Na semana passada, a Comissão Europeia apresentou um documento com três opções para colmatar o défice: contribuições bilaterais dos Estados-membros, empréstimos comuns a nível da UE e um empréstimo de reparação baseado nos activos imobilizados do Banco Central russo. Estes ativos valem cerca de 210 mil milhões de euros em todo o bloco.
Os dirigentes da UE deverão tomar uma decisão quando se reunirem novamente a 18 de dezembro.

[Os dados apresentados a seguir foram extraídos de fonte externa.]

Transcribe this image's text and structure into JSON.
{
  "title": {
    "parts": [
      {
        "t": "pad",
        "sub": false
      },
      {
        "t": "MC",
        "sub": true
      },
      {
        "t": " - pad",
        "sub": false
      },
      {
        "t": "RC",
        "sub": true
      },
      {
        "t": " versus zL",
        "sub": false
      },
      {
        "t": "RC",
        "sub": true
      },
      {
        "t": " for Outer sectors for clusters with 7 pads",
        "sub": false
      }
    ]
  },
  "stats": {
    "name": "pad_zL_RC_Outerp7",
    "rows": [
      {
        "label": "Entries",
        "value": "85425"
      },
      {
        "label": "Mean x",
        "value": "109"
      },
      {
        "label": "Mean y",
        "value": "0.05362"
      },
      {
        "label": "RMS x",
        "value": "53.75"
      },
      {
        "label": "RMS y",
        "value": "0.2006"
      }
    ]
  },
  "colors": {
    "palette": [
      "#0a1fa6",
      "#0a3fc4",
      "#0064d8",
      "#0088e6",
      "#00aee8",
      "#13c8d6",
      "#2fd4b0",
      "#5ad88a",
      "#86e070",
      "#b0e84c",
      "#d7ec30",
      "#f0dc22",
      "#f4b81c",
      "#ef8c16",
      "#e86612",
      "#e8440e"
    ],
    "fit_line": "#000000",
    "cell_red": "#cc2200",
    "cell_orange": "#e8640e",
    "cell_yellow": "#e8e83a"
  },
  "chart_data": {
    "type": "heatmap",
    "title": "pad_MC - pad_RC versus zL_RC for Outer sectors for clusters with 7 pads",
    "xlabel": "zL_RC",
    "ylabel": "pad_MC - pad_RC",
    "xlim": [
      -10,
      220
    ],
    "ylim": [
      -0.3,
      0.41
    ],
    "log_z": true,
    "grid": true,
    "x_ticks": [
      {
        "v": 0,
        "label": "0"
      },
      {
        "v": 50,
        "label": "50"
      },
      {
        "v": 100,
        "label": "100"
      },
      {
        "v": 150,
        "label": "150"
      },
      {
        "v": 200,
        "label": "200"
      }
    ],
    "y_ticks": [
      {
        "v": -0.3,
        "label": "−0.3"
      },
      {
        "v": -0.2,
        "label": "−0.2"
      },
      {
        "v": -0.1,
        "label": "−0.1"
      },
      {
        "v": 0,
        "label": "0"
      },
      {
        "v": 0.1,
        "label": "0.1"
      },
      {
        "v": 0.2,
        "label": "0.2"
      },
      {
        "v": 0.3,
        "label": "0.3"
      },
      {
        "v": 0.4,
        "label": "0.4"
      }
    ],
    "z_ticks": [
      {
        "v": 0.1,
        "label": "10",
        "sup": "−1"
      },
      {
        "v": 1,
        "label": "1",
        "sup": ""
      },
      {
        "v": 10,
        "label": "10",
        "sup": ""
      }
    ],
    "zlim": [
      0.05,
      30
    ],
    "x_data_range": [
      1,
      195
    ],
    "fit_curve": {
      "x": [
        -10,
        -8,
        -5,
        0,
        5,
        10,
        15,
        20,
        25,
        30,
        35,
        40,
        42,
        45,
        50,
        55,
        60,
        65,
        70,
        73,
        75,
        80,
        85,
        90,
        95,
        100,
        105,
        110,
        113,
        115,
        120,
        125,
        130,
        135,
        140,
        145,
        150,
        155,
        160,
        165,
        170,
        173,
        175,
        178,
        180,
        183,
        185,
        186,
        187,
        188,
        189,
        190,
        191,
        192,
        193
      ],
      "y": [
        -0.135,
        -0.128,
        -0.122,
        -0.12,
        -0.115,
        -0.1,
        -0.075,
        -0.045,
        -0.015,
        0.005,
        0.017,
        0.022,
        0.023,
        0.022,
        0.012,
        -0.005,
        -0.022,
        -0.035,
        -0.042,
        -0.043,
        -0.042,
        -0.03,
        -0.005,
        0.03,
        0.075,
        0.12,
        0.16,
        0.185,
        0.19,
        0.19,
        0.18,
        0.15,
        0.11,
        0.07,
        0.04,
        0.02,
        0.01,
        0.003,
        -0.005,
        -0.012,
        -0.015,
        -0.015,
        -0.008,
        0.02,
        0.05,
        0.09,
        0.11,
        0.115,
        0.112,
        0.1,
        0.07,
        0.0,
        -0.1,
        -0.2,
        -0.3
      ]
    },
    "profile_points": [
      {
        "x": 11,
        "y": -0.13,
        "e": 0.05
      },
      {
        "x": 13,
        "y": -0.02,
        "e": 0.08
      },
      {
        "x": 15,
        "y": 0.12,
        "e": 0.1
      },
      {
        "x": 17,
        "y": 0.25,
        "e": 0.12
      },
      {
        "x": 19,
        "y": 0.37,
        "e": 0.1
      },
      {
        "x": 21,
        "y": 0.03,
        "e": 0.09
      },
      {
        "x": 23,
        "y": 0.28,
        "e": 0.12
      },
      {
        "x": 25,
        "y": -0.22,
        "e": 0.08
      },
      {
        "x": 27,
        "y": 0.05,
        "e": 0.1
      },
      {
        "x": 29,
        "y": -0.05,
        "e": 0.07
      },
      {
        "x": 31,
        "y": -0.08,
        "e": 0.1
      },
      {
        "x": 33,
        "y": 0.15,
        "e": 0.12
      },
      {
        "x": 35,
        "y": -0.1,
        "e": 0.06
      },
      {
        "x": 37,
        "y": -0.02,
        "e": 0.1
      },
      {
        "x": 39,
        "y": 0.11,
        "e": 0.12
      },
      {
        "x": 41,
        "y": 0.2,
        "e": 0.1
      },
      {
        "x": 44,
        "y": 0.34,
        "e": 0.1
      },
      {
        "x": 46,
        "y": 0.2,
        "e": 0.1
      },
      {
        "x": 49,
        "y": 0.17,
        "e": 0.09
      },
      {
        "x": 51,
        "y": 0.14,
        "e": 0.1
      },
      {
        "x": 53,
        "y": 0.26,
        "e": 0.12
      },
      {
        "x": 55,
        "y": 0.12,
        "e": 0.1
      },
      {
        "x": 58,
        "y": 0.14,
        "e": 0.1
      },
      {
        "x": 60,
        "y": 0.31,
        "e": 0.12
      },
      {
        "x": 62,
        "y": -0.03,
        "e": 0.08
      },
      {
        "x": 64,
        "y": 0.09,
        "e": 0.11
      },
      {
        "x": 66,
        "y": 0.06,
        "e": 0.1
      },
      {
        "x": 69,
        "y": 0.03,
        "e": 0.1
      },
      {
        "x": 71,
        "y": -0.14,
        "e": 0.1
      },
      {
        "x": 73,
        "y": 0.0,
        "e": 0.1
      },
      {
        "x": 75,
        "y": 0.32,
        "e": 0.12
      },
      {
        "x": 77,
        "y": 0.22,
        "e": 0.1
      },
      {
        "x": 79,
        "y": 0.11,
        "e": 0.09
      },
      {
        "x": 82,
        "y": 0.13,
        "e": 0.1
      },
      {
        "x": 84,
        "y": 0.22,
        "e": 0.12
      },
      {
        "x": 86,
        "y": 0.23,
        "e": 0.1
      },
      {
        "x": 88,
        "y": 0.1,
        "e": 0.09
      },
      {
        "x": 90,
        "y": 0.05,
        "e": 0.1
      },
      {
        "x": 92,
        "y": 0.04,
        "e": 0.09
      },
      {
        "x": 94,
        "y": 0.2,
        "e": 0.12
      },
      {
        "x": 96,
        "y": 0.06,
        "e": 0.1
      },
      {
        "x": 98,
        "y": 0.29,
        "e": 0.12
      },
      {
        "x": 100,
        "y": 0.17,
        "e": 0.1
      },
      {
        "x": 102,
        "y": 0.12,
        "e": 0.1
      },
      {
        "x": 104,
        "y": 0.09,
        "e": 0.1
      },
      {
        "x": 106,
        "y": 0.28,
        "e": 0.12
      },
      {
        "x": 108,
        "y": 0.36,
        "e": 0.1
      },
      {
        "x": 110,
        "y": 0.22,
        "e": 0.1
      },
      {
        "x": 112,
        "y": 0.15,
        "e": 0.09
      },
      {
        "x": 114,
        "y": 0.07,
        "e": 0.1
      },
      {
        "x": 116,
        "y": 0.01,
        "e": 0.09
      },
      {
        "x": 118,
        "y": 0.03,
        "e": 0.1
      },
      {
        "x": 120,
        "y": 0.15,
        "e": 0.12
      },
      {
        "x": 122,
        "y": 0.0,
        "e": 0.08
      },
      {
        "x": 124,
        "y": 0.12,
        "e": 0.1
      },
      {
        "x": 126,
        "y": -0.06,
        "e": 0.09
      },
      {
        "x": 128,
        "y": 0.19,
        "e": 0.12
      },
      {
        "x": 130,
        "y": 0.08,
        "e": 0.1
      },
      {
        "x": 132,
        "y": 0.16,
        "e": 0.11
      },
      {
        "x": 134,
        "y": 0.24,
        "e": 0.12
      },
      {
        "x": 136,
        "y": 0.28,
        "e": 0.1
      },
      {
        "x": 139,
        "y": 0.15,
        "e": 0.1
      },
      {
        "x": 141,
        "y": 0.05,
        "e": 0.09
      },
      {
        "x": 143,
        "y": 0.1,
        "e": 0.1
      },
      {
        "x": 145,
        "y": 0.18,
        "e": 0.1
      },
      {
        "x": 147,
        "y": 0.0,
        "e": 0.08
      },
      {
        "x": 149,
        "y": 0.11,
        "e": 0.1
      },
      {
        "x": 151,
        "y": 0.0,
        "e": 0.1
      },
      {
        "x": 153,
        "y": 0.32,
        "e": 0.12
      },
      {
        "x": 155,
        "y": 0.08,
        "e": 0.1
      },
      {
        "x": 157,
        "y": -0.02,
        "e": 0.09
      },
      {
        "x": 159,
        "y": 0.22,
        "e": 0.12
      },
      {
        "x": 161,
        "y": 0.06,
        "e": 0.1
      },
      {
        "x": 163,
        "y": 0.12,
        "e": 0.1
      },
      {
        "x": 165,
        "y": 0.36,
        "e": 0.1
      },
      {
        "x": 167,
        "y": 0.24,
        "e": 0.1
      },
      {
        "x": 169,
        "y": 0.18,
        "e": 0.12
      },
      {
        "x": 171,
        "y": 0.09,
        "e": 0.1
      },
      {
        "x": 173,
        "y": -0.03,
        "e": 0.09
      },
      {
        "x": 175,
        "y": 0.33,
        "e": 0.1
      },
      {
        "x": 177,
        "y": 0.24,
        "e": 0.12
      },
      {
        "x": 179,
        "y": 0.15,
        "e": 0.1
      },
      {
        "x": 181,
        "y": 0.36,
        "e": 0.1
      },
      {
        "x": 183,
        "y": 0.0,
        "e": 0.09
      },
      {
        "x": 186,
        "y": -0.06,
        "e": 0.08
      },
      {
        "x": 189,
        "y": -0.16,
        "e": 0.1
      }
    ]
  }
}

Embora a maioria das capitais seja a favor do empréstimo de reparação, uma vez que pouparia os seus orçamentos de pagar a fatura, o projeto sem precedentes deparou-se com a resistência da Bélgica, que detém a maior parte dos activos e receia uma retaliação agressiva de Moscovo.
Von der Leyen confirmou que a sua Comissão está pronta a apresentar um texto jurídico para apoiar o empréstimo, uma das principais exigências da Bélgica.
"Para ser muito clara, não consigo imaginar um cenário em que sejam apenas os contribuintes europeus a pagar a fatura", afirmou, manifestando a sua preferência pelo empréstimo de reparação.
"Outra coisa também tem de ficar clara: qualquer decisão sobre isto tem de ser tomada de acordo com as regras das jurisdições responsáveis e respeitará o direito europeu e internacional."
Resta saber se o esforço de paz vai encorajar a Bélgica a levantar as suas reservas ou a manter-se ainda mais firme. O plano original de 28 pontos propunha um modelo que permitiria a Washington e a Moscovo beneficiarem dos ativos imobilizados.
O modelo controverso terá sido retirado após as conversações de Genebra e estão pendentes novas negociações.
Von der Leyen concluiu o seu discurso reiterando o seu apelo para aumentar a pressão sobre Moscovo e obrigar o país a pôr fim à guerra.
Desde fevereiro de 2022, a UE impôs 19 pacotes de sanções à Rússia. No mês passado, os EUA sancionaram as duas maiores empresas petrolíferas da Rússia, a Rosneft e a Lukoil.
"Sim, a situação é complexa. Sim, a situação é volátil. Sim, a situação é perigosa. Mas acredito que existe também uma oportunidade para fazer verdadeiros progressos", afirmou von der Leyen.
"É nosso dever empenharmo-nos em todos e quaisquer esforços que possam conduzir a uma paz justa e duradoura. Sabemos que não será fácil. Mas temos de encontrar uma forma de avançar".